Genelkurmay Başkanlığı'nın açıklamasının muhtıra olarak değerlendirilip, değerlendirilmeyeceğiyle ilgili bir soruyu da yanıtlayan Bozdağ şunları söyledi;

"Bir muhtıra değil. Her kişi veya her kurum kendisine bir iftira yapıldığında, bir tahkir ve tezyif yapıldığında bunlara cevap vermesi bir haktır, ondan da öte bir vazifedir. Eğer Genelkurmay Başkanı gündelik siyasi konulara ilişkin bir değerlendirme yapsaydı. Siyasete dönük bir eleştiride bulunsaydı o zaman biz de kendisini eleştirirdik. Yani herkes yerini görevini bilecek. Ona göre hareket edecek. Demokrasi ve hukuku savunması gerekenlerin bu görevi yarine getirmesi yazım. Barolar bunun başında gelir. Ama ne yazık ki İstanbul Barosu ve başka bazı barolar da demokrasi ve hukuk deyince kendi ideolojilerine uygun ne varsa onu anlıyorlar. Eğer asker, demokrat kendi ideolojilerine yönelik, kendileri gibi konuşursa, çok iyi, çok doğru ama kendileri gibi konuşmaz, durmaz, adım atmazsa hakarete layık gibi bir anlayışın sahip oldukları gözüküyor. O nedenle milletimiz onları da görüyor. Genelkurmay'ın gündelik siyasete ve başka gündelik sorunlara ilişkin açıklamalarının doğru olmadığını da her defasında ifade ettik. Ama burada kendisine dönük hakaret var. Buna cevap vermesi en büyük hakkıdır."

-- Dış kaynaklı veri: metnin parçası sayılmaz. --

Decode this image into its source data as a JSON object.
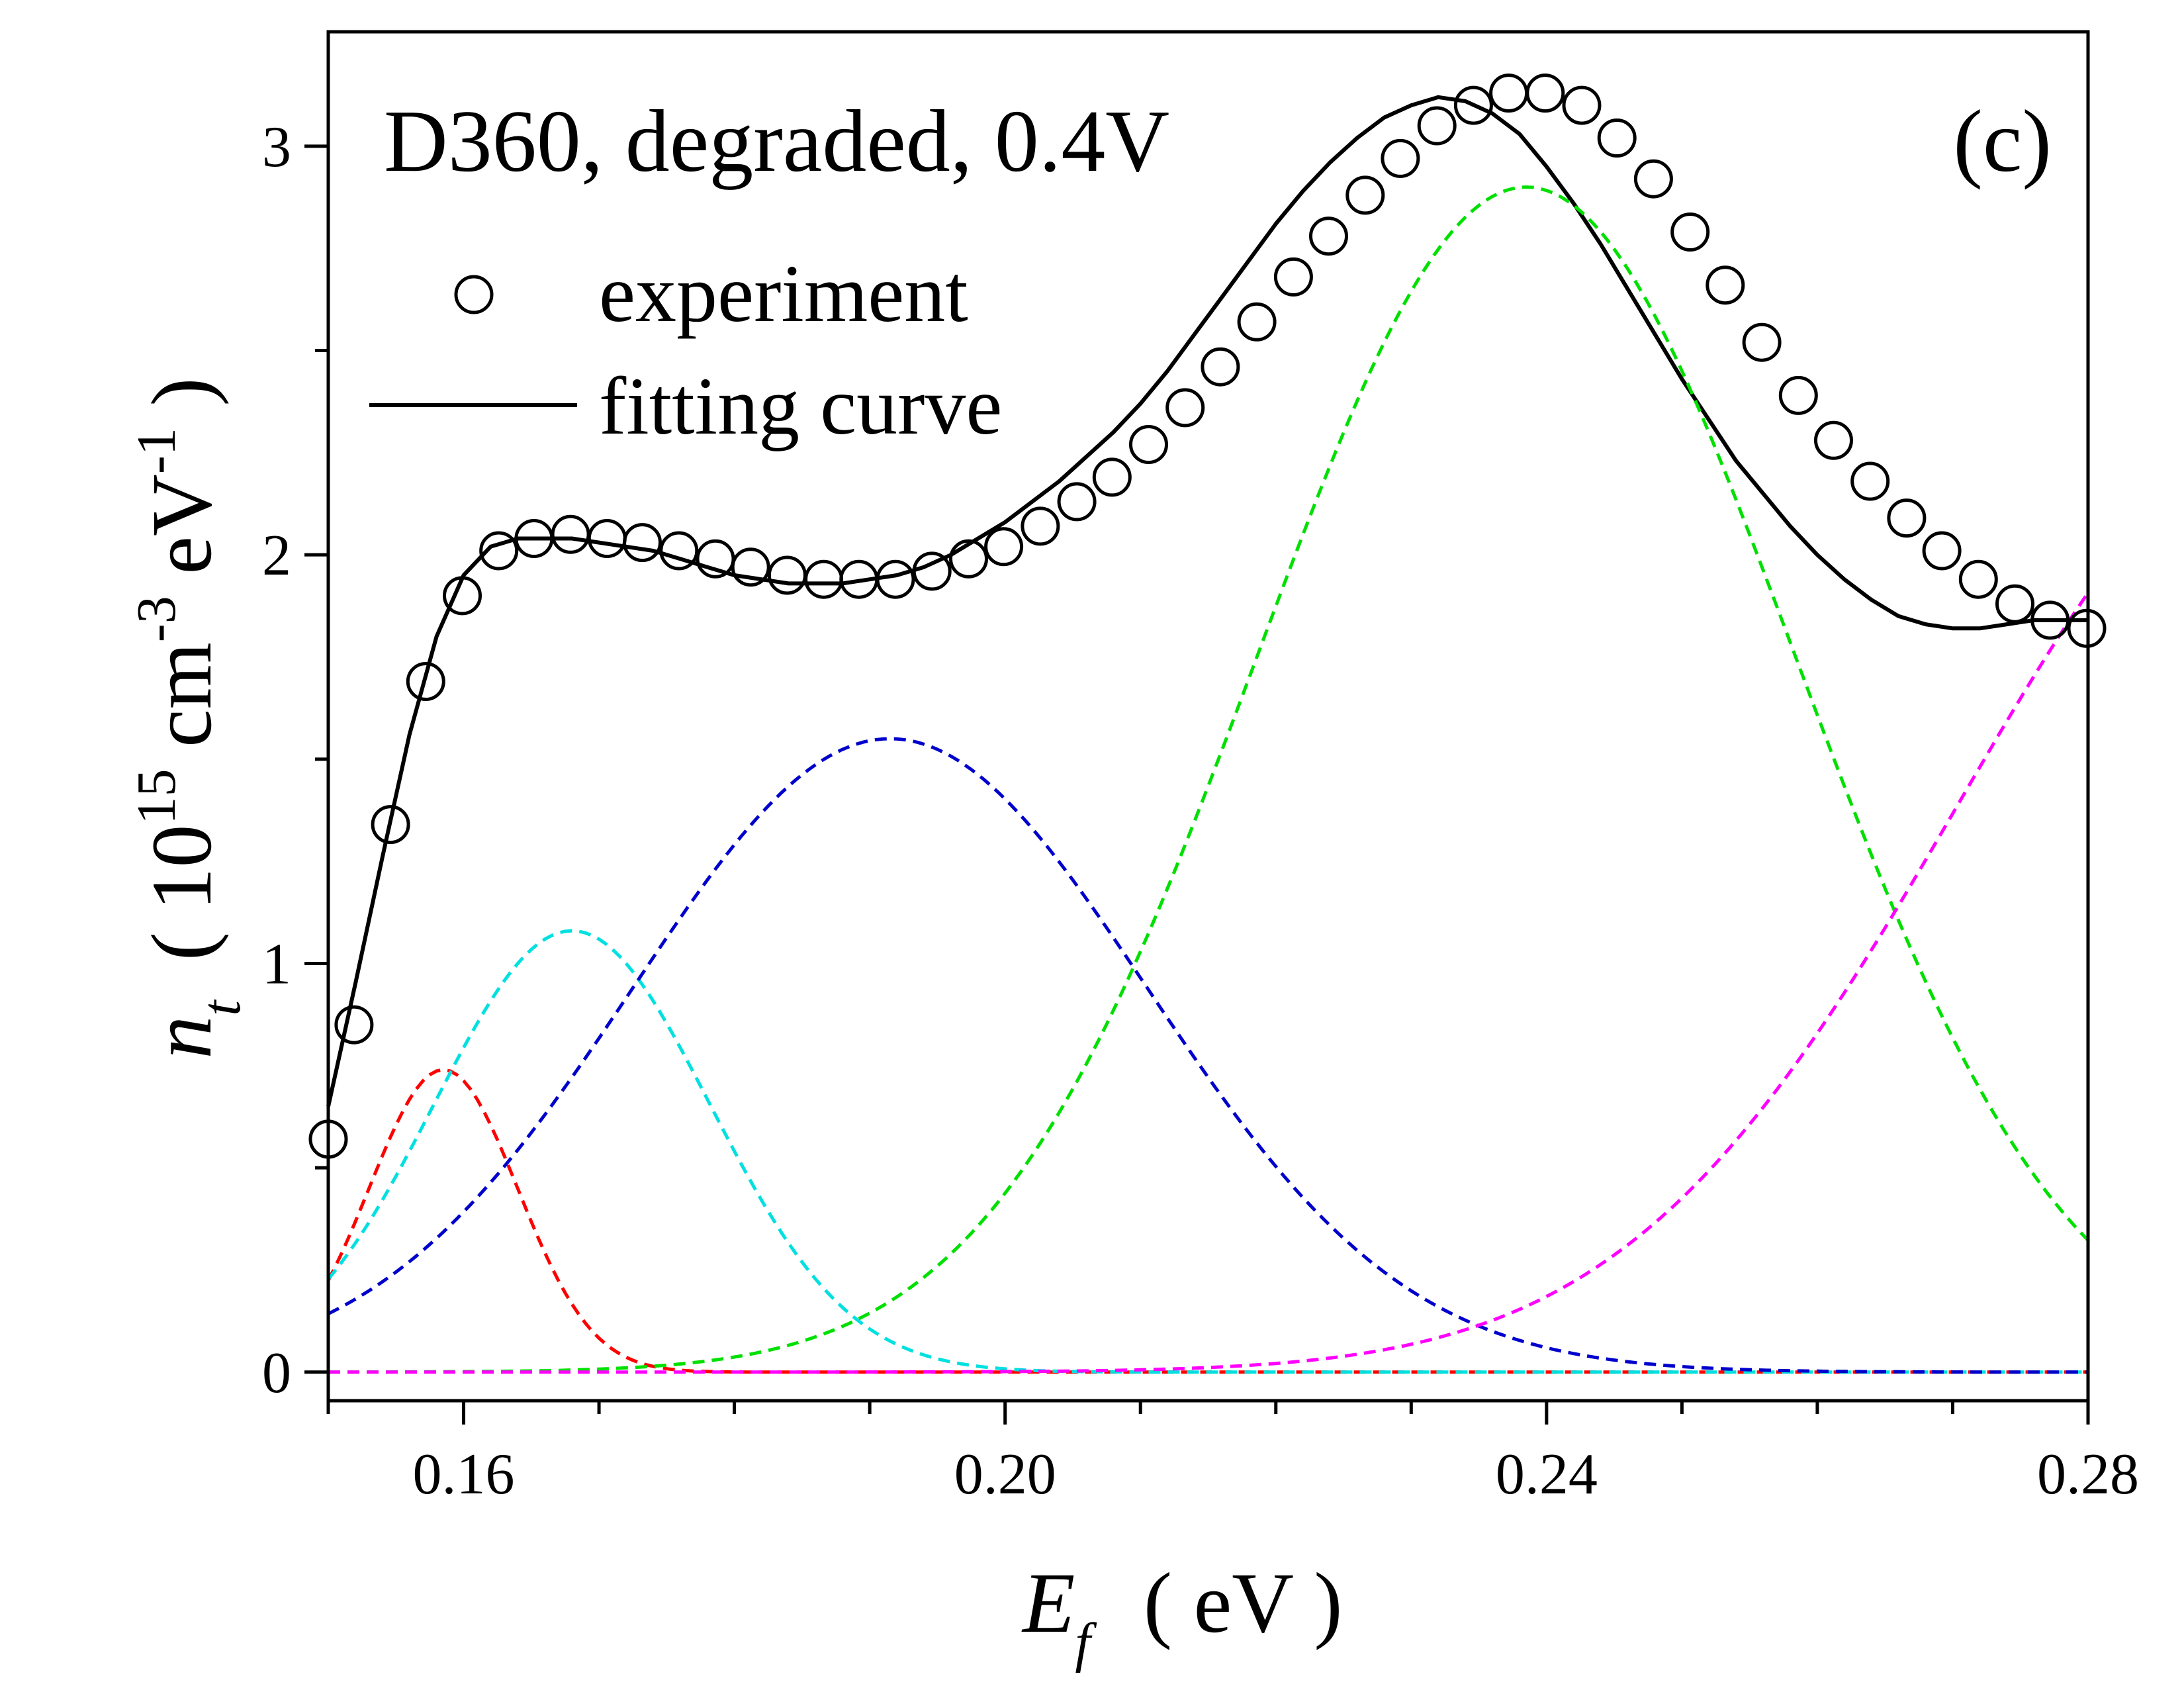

TÜRKİYE ARTIK NORMALLEŞİYOR

Bozdağ, ayrıca 30 Ağustos resepsiyonunun Köşk'te kutlanacak olmasıyla ilgili sorulan soruyu da şöyle cevapladı:

"Bu Türkiye demokrasisini, hukuk devletini güçlendiriyor. Öyle yoluna devam ediyor. Bu normalleşmenin, sivilleşmenin, Türkiye'de onurlu anlamda bir değişmenin bir adımıdır. Daha önce YAŞ'ta oturma düzeni vardı, MGK'da ayrı oturma düzeni vardı. Bayramlarda farklı bir şey vardı. İşte 23 Nisan gibi bazı resepsiyonlarda eşsiz davetiyeler vardı. Baktığınızda bunların hepsi artık tarihe kavuştu. Bütün bunları ortadan kaldıran adımlar Türkiye'nin demokrasisini, hukuk devletini, milli iradeyi güçlendiren adımlardır. Esasında bu normal bir iştir, normal bir işin sorulabilir olması da Türkiye'de yaşanan anormalliğin ne kadar içselleştirildiğini gösteriyor. Umarım artık böyle sorular da Türkiye'de sorulmaz çünkü artık Türkiye normalleşiyor."